Taiwanese film director faces probe over naval base ploy
Doze Niu Chen-zer could be prosecuted for allegedly taking a Chinese cinematographer onto a Taiwanese naval base
Acclaimed Taiwanese director Doze Niu faces prosecution for allegedly using false papers to take a Chinese cinematographer onto a Taiwanese naval base to scout film locations, the military said on Thursday.
Niu and award-winning cinematographer Cao Yu are accused of violating a law that bans Chinese nationals from entering military facilities, the navy said.
The navy said it had decided to withdraw all assistance to Niu for his upcoming movie Military Paradise and would report the case to prosecutors to start a formal investigation.
“We regret the incident and we will punish those responsible according to the regulations. We will intensify checks on visitors to prevent similar cases from happening again,” it said in a statement.
Niu, known for Monga and Love starring Shu Qi, had repeatedly applied to the military to take Cao with him to scout locations at a naval base in Kaohsiung city but was rejected.

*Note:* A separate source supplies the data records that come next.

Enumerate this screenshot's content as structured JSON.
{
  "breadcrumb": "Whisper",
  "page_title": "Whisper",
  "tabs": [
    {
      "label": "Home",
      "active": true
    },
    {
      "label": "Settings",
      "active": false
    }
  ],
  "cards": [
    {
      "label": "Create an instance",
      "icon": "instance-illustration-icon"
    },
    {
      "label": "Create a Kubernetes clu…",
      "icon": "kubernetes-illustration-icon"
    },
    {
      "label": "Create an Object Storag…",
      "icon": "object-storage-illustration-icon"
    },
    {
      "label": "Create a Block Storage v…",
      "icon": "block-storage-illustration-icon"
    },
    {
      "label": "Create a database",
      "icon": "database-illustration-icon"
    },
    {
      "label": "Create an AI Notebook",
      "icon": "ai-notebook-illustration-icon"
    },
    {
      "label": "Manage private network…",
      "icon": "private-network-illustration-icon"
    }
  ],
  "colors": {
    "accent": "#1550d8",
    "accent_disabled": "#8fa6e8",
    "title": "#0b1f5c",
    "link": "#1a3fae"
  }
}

However, Cao got into the base in June with the rest of Niu’s crew by allegedly using a Taiwanese citizen’s identity card and also boarded a naval ship, according to the authorities.
Niu, who is currently abroad, apologised on his Facebook page.
“I have the opportunity to reflect on myself after what happened recently,” he said.
“Filmmakers have often gone overboard and resorted to all possible means to make a great work and it’s time to reflect.”
Cao has twice won the cinematography gong at Taiwan’s Golden Horse Film Awards, regarded as the Chinese-language Oscars.
According to the film company website, Military Paradise is a comedy about a group of people on a frontline island preparing for a war that will probably never happen during the 1960s standoff between Taiwan and China.
Ties between Taiwan and China have improved markedly since 2008 when the island’s Beijing-friendly government took power.
However, security concerns linger despite eased political tensions as the former bitter rivals have been spying on each other since they split in 1949 after a civil war.
In 2011, Taiwan’s defence ministry told travel agencies not to bring Chinese tourists to military camps, citing concerns that some might be spies, amid a security scare after one mainland group got inside a base.